3 grǘntyǔl [sic?], Probably a scribe's omission of the final "d". Read grǘntyǔld. This word as it appears in the original MS has however been the subject of some scholarly controversy, opponents to this erratum designation claiming that it reflects an earlier, animate concept, i.e. that the flower (actively) allows itself to wilt rather than its being (passively) wilted by the heat of the sun.

cént... ǔlin, appositive.

ri, Auxiliary introduces weak hortatory subjunctive (rhetorical imperative mood). Rule p52.

4 méllath and ráme assumed to share the same implied article. If méllath were intended to take the indiscriminate article, then the implied hens and méllath would have been substituted by melláthim. Rule p31.

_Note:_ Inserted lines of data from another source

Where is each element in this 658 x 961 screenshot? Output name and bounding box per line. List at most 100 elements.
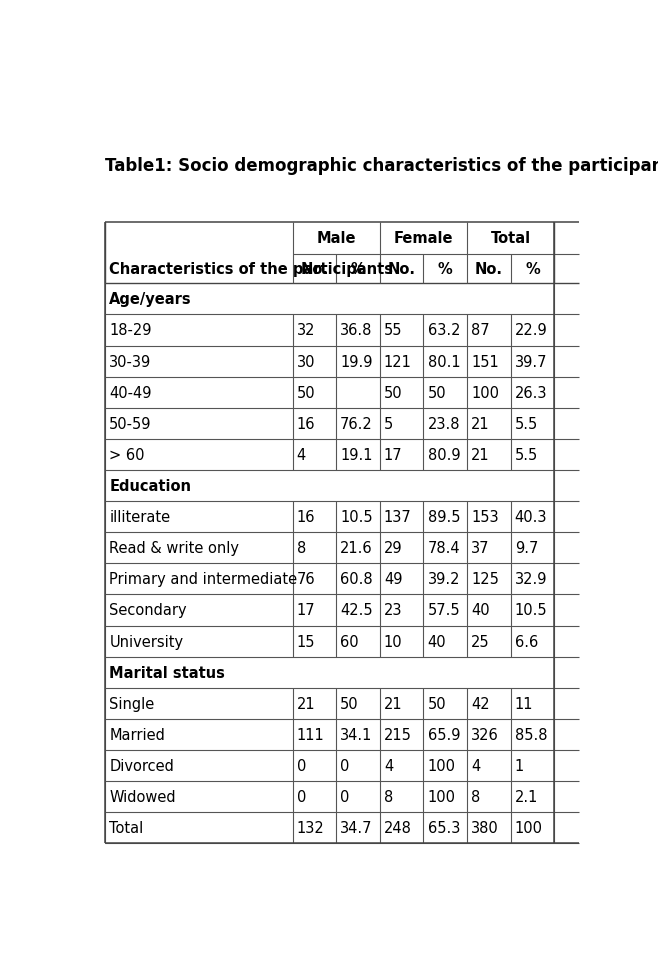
Text: %: %	[438, 261, 453, 277]
Text: 10.5: 10.5	[515, 603, 547, 618]
Text: 30: 30	[297, 355, 315, 369]
Text: 16: 16	[297, 416, 315, 431]
Text: 50: 50	[384, 385, 403, 401]
Text: Marital status: Marital status	[109, 665, 225, 680]
Text: Secondary: Secondary	[109, 603, 187, 618]
Text: 65.9: 65.9	[428, 727, 460, 742]
Text: 100: 100	[515, 821, 543, 835]
Text: 4: 4	[297, 448, 306, 462]
Text: 0: 0	[340, 758, 349, 774]
Text: 8: 8	[297, 541, 306, 555]
Text: 5: 5	[384, 416, 393, 431]
Text: 50: 50	[428, 385, 446, 401]
Text: No.: No.	[388, 261, 416, 277]
Text: 111: 111	[297, 727, 324, 742]
Text: Total: Total	[491, 231, 531, 246]
Text: Divorced: Divorced	[109, 758, 174, 774]
Text: 5.5: 5.5	[515, 416, 538, 431]
Text: 0: 0	[297, 758, 306, 774]
Text: illiterate: illiterate	[109, 509, 170, 525]
Text: 19.1: 19.1	[340, 448, 372, 462]
Text: 6.6: 6.6	[515, 634, 538, 649]
Text: 50: 50	[297, 385, 315, 401]
Text: 87: 87	[471, 323, 490, 338]
Text: 65.3: 65.3	[428, 821, 460, 835]
Text: 10: 10	[384, 634, 403, 649]
Text: 40: 40	[471, 603, 490, 618]
Text: 40: 40	[428, 634, 446, 649]
Text: Table1: Socio demographic characteristics of the participants: Table1: Socio demographic characteristic…	[105, 157, 658, 175]
Text: 100: 100	[471, 385, 499, 401]
Text: 10.5: 10.5	[340, 509, 373, 525]
Text: 248: 248	[384, 821, 412, 835]
Text: 25: 25	[471, 634, 490, 649]
Text: 37: 37	[471, 541, 490, 555]
Text: 50-59: 50-59	[109, 416, 152, 431]
Text: 85.8: 85.8	[515, 727, 547, 742]
Text: 42: 42	[471, 696, 490, 711]
Text: 19.9: 19.9	[340, 355, 372, 369]
Text: 57.5: 57.5	[428, 603, 460, 618]
Text: 1: 1	[515, 758, 524, 774]
Text: Education: Education	[109, 479, 191, 494]
Text: 17: 17	[297, 603, 315, 618]
Text: 26.3: 26.3	[515, 385, 547, 401]
Text: 2.1: 2.1	[515, 789, 538, 804]
Text: 23.8: 23.8	[428, 416, 460, 431]
Text: 121: 121	[384, 355, 412, 369]
Text: No.: No.	[300, 261, 328, 277]
Text: 5.5: 5.5	[515, 448, 538, 462]
Text: 40-49: 40-49	[109, 385, 152, 401]
Text: 100: 100	[428, 758, 455, 774]
Text: 30-39: 30-39	[109, 355, 151, 369]
Text: 9.7: 9.7	[515, 541, 538, 555]
Text: 39.7: 39.7	[515, 355, 547, 369]
Text: 63.2: 63.2	[428, 323, 460, 338]
Text: 100: 100	[428, 789, 455, 804]
Text: 60.8: 60.8	[340, 572, 373, 587]
Text: 34.7: 34.7	[340, 821, 372, 835]
Text: 89.5: 89.5	[428, 509, 460, 525]
Text: 215: 215	[384, 727, 412, 742]
Text: 39.2: 39.2	[428, 572, 460, 587]
Text: 4: 4	[384, 758, 393, 774]
Text: 60: 60	[340, 634, 359, 649]
Text: 21: 21	[384, 696, 403, 711]
Text: Widowed: Widowed	[109, 789, 176, 804]
Text: 78.4: 78.4	[428, 541, 460, 555]
Text: %: %	[351, 261, 365, 277]
Text: 326: 326	[471, 727, 499, 742]
Text: 32: 32	[297, 323, 315, 338]
Text: 21: 21	[471, 448, 490, 462]
Text: 21: 21	[297, 696, 315, 711]
Text: 21.6: 21.6	[340, 541, 373, 555]
Text: 22.9: 22.9	[515, 323, 547, 338]
Text: 125: 125	[471, 572, 499, 587]
Text: 21: 21	[471, 416, 490, 431]
Text: 42.5: 42.5	[340, 603, 373, 618]
Text: %: %	[525, 261, 540, 277]
Text: Age/years: Age/years	[109, 292, 192, 308]
Text: 23: 23	[384, 603, 403, 618]
Text: 40.3: 40.3	[515, 509, 547, 525]
Text: Read & write only: Read & write only	[109, 541, 240, 555]
Text: 76.2: 76.2	[340, 416, 373, 431]
Text: 8: 8	[471, 789, 480, 804]
Text: Total: Total	[109, 821, 143, 835]
Text: 34.1: 34.1	[340, 727, 372, 742]
Text: 80.9: 80.9	[428, 448, 460, 462]
Text: 29: 29	[384, 541, 403, 555]
Text: 36.8: 36.8	[340, 323, 372, 338]
Text: 49: 49	[384, 572, 403, 587]
Text: 151: 151	[471, 355, 499, 369]
Text: 50: 50	[428, 696, 446, 711]
Text: Characteristics of the participants: Characteristics of the participants	[109, 261, 393, 277]
Text: 132: 132	[297, 821, 324, 835]
Text: 380: 380	[471, 821, 499, 835]
Text: Married: Married	[109, 727, 165, 742]
Text: 0: 0	[340, 789, 349, 804]
Text: Primary and intermediate: Primary and intermediate	[109, 572, 297, 587]
Text: 137: 137	[384, 509, 412, 525]
Text: Male: Male	[316, 231, 356, 246]
Text: 55: 55	[384, 323, 403, 338]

Note usage of both forms of the preposition, "of": line 2, si; line 4, sei. The latter adds to the assonance in line four.

ei, Preposition for änésslathin.

twéithorn, Poetic genitive (archaic Slasing form).

5 thárnär, "In such a manner as to remain that way," although rather verbose, would be more acceptable grammatically than, "remainly". "Permanently" is perhaps too strong, too final for a word that suggests eventual continuation, renewal.

Notice that the poem begins with mellúviel ("sing") and ends on the word thénnyǔld ("silenced"): "Sing... silenced."

Prosody
The compound metrical structure characteristic of Rathvardic poetry remains perfectly regular throughout, in this case a chant-like coupling of pairs of dactyls in the first hemistich of each line with pairs of trochees in the second to quicken the end of the line.

[ ˇ | -ˇˇ | -ˇˇ || -ˇ | -ˇ | ] x 5

Notice how the final trochee of each line enjambs with the initial short syllable of the next line to create an apparent dactyl to introduce the two dactyls that follow; this eases the line breaks and in doing so, syncopates the second hemistich, now with its lone, two-syllable foot.

Another noteworthy feature is the over-all architecture of the poem: in an admittedly classical sense, the poem sounds perfectly balanced and complete by the end of the fourth line. The final coda line however, suspends our anticipation until we reach the final word, thénnyǔld, "silenced", thereby increasing its effect dramatically.